In the instant case, C & O filed a single claim against WVP under a single theory of negligence. The circuit court granted judgment against WVP only as to liability. Under this set of facts, the circuit court's partial summary judgment order on liability could not be certified as appealable under Rule 54(b). As pointed out in Liberty Mutual,
[w]ere we to sustain the procedure followed here, we would
condone a practice whereby a [circuit] court in virtually any case
before it might render an interlocutory decision on the question
of liability of the defendant, and the defendant would thereupon
be permitted to appeal . . . without satisfying any of the
requirements [for appeal of an interlocutory order].
Liberty Mutual, 424 U.S. at 745-46, 96 S. Ct. at 1207, 47 L. Ed. 2d 435. See also McCormick v.

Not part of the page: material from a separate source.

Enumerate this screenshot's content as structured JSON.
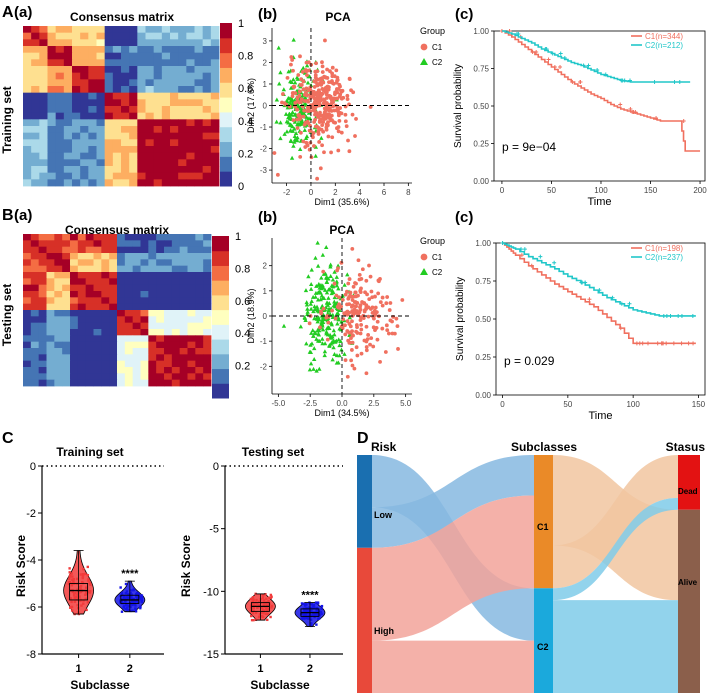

West Virginia Dep't of Pub. Safety, 202 W. Va. 189, 191 n.2, 503 S.E.2d 502, 504 n.2 (1998) (The circuit court also granted partial summary judgment for the appellant as to liability against Gunnoe; the issue of for what damages Gunnoe is liable is still before the circuit court. However, because the circuit court's rulings regarding Smith and the DOC and its officials dispose of their interest in the case, all of the parties agree _ as do we _ that this appeal of those rulings is properly before this Court.). Thus, the instant appeal is not properly before this Court.